Potentiale des Web 2.0

Das Web 2.0 bietet bisher ungeahnte Möglichkeiten zum öffentlichen Diskurs. Jedem Internet-Nutzer steht es nun frei, seine persönlichen Gedanken zu veröffentlichen und sie so einem großen Publikum zugänglich zu machen. Man könnte sich vorstellen, dass Privatheit und Öffentlichkeit an den Enden eines Kontinuums verortet sind. Auf diesem Kontinuum kann sich jeder Teilnehmer des Social Webs selbst verorten. So können Informationen in geschlossenen Gruppen via Sozialen Netzwerken ausgetauscht oder in Form von Blogs der gesamten Internetöffentlichkeit zugänglich gemacht werden.

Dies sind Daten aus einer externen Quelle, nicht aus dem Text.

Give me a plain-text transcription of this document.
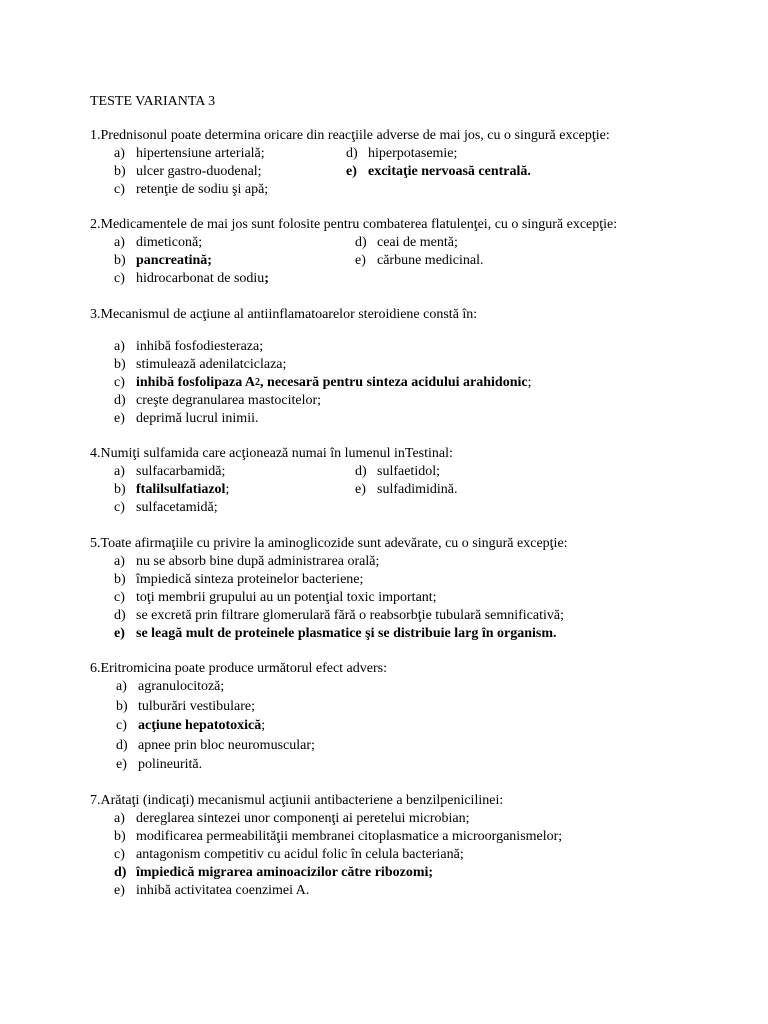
TESTE VARIANTA 3
1.Prednisonul poate determina oricare din reacţiile adverse de mai jos, cu o singură excepţie:
a) hipertensiune arterială;	d) hiperpotasemie;
b) ulcer gastro-duodenal;	e) excitaţie nervoasă centrală.
c) retenţie de sodiu şi apă;
2.Medicamentele de mai jos sunt folosite pentru combaterea flatulenţei, cu o singură excepţie:
a) dimeticonă;	d) ceai de mentă;
b) pancreatină;	e) cărbune medicinal.
c) hidrocarbonat de sodiu ;
3.Mecanismul de acţiune al antiinflamatoarelor steroidiene constă în:
a) inhibă fosfodiesteraza;
b) stimulează adenilatciclaza;
c) inhibă fosfolipaza A 2 , necesară pentru sinteza acidului arahidonic ;
d) creşte degranularea mastocitelor;
e) deprimă lucrul inimii.
4.Numiţi sulfamida care acţionează numai în lumenul inTestinal:
a) sulfacarbamidă;	d) sulfaetidol;
b) ftalilsulfatiazol ;	e) sulfadimidină.
c) sulfacetamidă;
5.Toate afirmaţiile cu privire la aminoglicozide sunt adevărate, cu o singură excepţie:
a) nu se absorb bine după administrarea orală;
b) împiedică sinteza proteinelor bacteriene;
c) toţi membrii grupului au un potenţial toxic important;
d) se excretă prin filtrare glomerulară fără o reabsorbţie tubulară semnificativă;
e) se leagă mult de proteinele plasmatice şi se distribuie larg în organism.
6.Eritromicina poate produce următorul efect advers:
a) agranulocitoză;
b) tulburări vestibulare;
c) acţiune hepatotoxică ;
d) apnee prin bloc neuromuscular;
e) polineurită.
7.Arătaţi (indicaţi) mecanismul acţiunii antibacteriene a benzilpenicilinei:
a) dereglarea sintezei unor componenţi ai peretelui microbian;
b) modificarea permeabilităţii membranei citoplasmatice a microorganismelor;
c) antagonism competitiv cu acidul folic în celula bacteriană;
d) împiedică migrarea aminoacizilor către ribozomi;
e) inhibă activitatea coenzimei A.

Durch neue Kommunikationsstrukturen im Web 2.0 hat sich Öffentlichkeit zwangsläufig verändert. Im 18. Jahrhundert diente Öffentlichkeit zur Interessenvermittlung zwischen Gesellschaft und Staat. In der massenmedial geprägten Öffentlichkeit kommt nun den Massenmedien eine Monopolstellung hinsichtlich der Vermittlung und Auswahl von Themen zu. Dieses Öffentlichkeitsmonopol wird durch die Möglichkeit der Erzeugung von User Generated Content aufgelöst. Den Nutzern wird dadurch eine Möglichkeit zur Formung einer kritischen Gegenmacht gewährt. Die Funktion der derzeitigen Öffentlichkeit besteht nunmehr darin, einen öffentlichen Diskurs herzustellen. Dadurch wird auch die Validierungsfunktion von Öffentlichkeit mit neuem Leben erfüllt. Erst durch eine kritische Gegenmacht können Themen eventuell revidiert werden.

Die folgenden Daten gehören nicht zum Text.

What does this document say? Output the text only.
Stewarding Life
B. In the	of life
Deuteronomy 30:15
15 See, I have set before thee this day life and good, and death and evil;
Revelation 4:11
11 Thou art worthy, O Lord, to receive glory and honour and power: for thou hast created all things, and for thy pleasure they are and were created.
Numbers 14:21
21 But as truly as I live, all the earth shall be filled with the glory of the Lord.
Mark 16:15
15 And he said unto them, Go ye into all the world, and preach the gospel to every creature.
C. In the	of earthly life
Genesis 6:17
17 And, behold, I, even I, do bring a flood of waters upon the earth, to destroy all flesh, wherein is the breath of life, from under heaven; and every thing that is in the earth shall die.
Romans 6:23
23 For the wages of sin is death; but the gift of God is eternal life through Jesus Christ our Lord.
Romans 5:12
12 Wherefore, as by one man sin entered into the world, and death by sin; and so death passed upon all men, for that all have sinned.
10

Das Web 2.0 bietet die Möglichkeit der Integration von Kommunikationstypen und flexiblem Rollentausch. Kommunikationsinhalte können interaktiv von Einzelnen, aber auch von Teilöffentlichkeiten beliebig bearbeitet werden (vgl. Wimmer: 139).

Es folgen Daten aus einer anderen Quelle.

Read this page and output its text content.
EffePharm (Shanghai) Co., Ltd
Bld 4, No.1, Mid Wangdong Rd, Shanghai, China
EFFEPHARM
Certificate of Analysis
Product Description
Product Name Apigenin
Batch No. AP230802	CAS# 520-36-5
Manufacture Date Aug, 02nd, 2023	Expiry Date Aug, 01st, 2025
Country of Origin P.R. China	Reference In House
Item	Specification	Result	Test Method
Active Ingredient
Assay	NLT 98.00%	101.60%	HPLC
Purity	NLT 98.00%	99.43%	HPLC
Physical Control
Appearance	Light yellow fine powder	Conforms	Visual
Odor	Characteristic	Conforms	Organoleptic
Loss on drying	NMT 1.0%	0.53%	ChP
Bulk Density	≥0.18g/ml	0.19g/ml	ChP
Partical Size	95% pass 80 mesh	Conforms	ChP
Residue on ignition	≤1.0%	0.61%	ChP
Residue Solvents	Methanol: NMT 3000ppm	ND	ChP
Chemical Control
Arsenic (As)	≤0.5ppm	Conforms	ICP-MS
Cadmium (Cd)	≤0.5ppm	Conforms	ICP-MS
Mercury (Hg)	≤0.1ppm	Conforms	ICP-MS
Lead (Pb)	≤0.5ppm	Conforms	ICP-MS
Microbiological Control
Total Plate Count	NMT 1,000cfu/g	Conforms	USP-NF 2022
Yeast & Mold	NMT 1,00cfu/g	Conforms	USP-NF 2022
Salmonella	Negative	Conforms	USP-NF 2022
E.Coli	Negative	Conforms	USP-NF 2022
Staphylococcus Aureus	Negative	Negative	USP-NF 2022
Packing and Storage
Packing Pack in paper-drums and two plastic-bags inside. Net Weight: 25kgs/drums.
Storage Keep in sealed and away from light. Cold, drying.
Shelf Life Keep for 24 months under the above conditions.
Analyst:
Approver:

Das Internet vereinfacht außerdem den kommunikativen Zugang zur Öffentlichkeit: Jeder kann ohne allzu großen Aufwand Kommunikator oder Anbieter sein (Partizipation). Und es erlaubt den flexiblen Wechsel zwischen der Kommunikator- und der Rezipientenrolle (Interaktivität). Die strikte Rollenfixierung und Teilnahmebegrenzung auf der Kommunikatorseite, wie sie in den traditionellen Massenmedien herrscht, ist potenziell überwunden. Auch die Möglichkeiten der wechselseitigen Beobachtung und Orientierung sind im Internet besser als in den traditionellen Massenmedien (Transparenz) (Neuberger 2009: 23).

Weiterhin lösen sich die Medien- und Angebotsgrenzen durch die Multimedialität im Internet auf. Verschiedene Medien können miteinander kombiniert werden. Während bei traditionellen Massenmedien die Inhalte in ihrer Darstellungsform unterschieden werden, vereint das Internet die vorher voneinander getrennten Darstellungsformen, wie Text, Foto, Grafik, Video, Audio und Animation in einem. Angebotsgrenzen können durch Selektionshilfen wie Hyperlinks und Suchmaschinen überwunden werden und ermöglichen somit einen gezielten Zugriff auf bestimmte Informationen (vgl. Neuberger 2009: 23 f.). Und letztlich erweitert sich die Raum- und Zeitdimension. Insbesondere auf den Journalismus bezogen wird durch das Internet die Informationsrecherche und -produktion beschleunigt und dezentralisiert. Zudem verbindet „das Internet […] die Stärken eines Online- Mediums (permanente und rasche Verbreitung) mit jenen eines Offline-Mediums (Speicherfähigkeit): Ältere Beiträge bleiben im Internet verfügbar; Altes kann mit Neuem verknüpft werden (Additivität)“ (Neuberger 2009: 24). Aufgrund der strukturellen Veränderungen durch das Internet ist demnach ein neues Öffentlichkeitsmodell notwendig.